Haddock asks the government to consider whether professionals should be required to have liability insurance (Recommendation #19) and/or whether they should be liable if they cause harm (Recommendation #20), but the report has only a brief discussion of these two important points.

Compliance and enforcement

Professional reliance also assumes that there will be consequences for violating the law (Haddock notes that it has been “portrayed as a ‘pillar’ of professional reliance.”) Unfortunately, in recent years BC has had a very low level of enforcement activity against industrial players.

BC’s Ombudsperson has emphasized that non-compliance by professionals charged with protecting fish habitat is one of the major problems with the province’s professional reliance-based Riparian Areas Regulation.

Haddock calls for government audits of professionals. These would include auditing their work for compliance with legal requirements, but Haddock emphasizes that the audits should be broader, and “address the substantive content and quality of professional work.”

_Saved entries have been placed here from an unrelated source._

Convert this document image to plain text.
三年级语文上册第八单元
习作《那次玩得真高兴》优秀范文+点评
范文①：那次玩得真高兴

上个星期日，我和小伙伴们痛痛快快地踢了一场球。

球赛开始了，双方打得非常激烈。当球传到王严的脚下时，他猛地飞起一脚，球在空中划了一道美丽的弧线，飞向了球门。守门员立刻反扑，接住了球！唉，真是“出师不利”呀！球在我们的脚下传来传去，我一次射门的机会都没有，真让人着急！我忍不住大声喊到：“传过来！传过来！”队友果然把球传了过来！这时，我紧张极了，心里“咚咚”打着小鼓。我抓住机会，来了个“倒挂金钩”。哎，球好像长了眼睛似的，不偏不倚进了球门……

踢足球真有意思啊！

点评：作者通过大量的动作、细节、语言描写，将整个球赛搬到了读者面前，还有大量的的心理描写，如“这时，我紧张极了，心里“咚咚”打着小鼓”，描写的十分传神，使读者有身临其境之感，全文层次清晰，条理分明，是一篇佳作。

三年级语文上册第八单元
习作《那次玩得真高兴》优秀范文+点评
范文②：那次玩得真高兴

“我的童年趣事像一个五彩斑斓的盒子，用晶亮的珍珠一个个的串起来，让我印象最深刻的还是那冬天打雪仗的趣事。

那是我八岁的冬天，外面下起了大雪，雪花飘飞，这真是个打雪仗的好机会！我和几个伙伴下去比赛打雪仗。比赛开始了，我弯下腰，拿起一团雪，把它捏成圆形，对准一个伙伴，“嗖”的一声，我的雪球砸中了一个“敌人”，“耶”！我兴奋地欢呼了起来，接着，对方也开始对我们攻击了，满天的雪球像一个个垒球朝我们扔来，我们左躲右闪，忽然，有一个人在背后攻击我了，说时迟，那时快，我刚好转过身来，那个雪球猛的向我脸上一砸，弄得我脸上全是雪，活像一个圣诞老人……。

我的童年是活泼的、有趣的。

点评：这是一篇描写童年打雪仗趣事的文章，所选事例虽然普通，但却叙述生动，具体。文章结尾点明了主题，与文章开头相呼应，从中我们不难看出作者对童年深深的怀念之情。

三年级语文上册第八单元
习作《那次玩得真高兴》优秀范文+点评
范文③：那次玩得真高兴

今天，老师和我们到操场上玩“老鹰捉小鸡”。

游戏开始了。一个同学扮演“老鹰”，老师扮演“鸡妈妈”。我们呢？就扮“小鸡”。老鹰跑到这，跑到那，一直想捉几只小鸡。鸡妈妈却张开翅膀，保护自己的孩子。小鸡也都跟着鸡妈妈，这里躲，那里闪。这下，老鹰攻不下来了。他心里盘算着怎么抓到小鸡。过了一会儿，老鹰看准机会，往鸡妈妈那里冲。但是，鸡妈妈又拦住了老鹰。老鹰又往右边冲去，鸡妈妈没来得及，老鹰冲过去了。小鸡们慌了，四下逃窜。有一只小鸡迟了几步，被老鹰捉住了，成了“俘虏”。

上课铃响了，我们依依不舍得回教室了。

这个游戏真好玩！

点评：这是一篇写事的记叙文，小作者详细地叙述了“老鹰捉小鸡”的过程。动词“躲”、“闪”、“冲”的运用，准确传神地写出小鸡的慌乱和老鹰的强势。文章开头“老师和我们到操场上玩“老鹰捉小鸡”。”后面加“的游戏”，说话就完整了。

In his specific, but brief, discussion of compliance and enforcement, Haddock suggests that “Compliance and Enforcement may warrant a separate review.” He recommends that enforcement capacity issues be addressed, and that more efficient approaches to enforcement might be “considered”, but key questions are largely left for a possible future review.

 

Missing from the report

Despite the amount of work that has gone into Haddock’s review, there are a number of key issues that in our view Haddock’s report addresses inadequately. If his recommendations are fully implemented, it may be that the issues we list here become less of a problem.

Nonetheless, we would have liked to see more discussion of:

  • Inherent conflict of interest – While Haddock does provide some recommendations related to conflict of interest, he never really grapples with the inherent conflict involved in a privately hired and paid professional carrying out a public function. Consequently, it is not entirely clear what is meant by his recommendations related to avoiding conflicts of interest. If being hired by a regulated industrial actor does not create a conflict of interest, then what does Haddock feel amounts to a ”conflict of interest”?
  • Public rights when professionals are involved – By transferring government decisions to private professionals, professional reliance often removes the rights of the public to (a) receive notice of decisions that affect them; (b) be heard about decisions that affect them; (c) request documents related to the decision; and (d) in some cases appeal or challenge decisions that affect them.  While Haddock’s recommendations would put more decisions back in the hands of government, what about those decisions that stay with private professionals?
  • Integrated Pest Management Act – BC’s key law related to pesticide use is a clear example of “regulatory outsourcing,” in that it turns decisions about where and how to apply pesticides on Crown lands entirely over to the company that wishes to do so (with almost no government oversight). By characterising the review as about “professional reliance,” rather than regulatory outsourcing, this Act was arguably excluded from the scope of Mark’s review (since the IPMA does not require the use of professionals). However, the government desperately needs to examine this Act, which raises many of the same issues as those considered in Haddock’s review.

 

Conclusion

Haddock’s review of professional reliance is a welcome and important report that, if implemented, will go some way to restoring public confidence in environmental laws and better protecting public health and the environment.

That being said, there are a number of important recommendations that will require further work by the provincial government, and until those recommendations are fully developed and implemented, there will continue to be problems and challenges with “regulatory outsourcing.”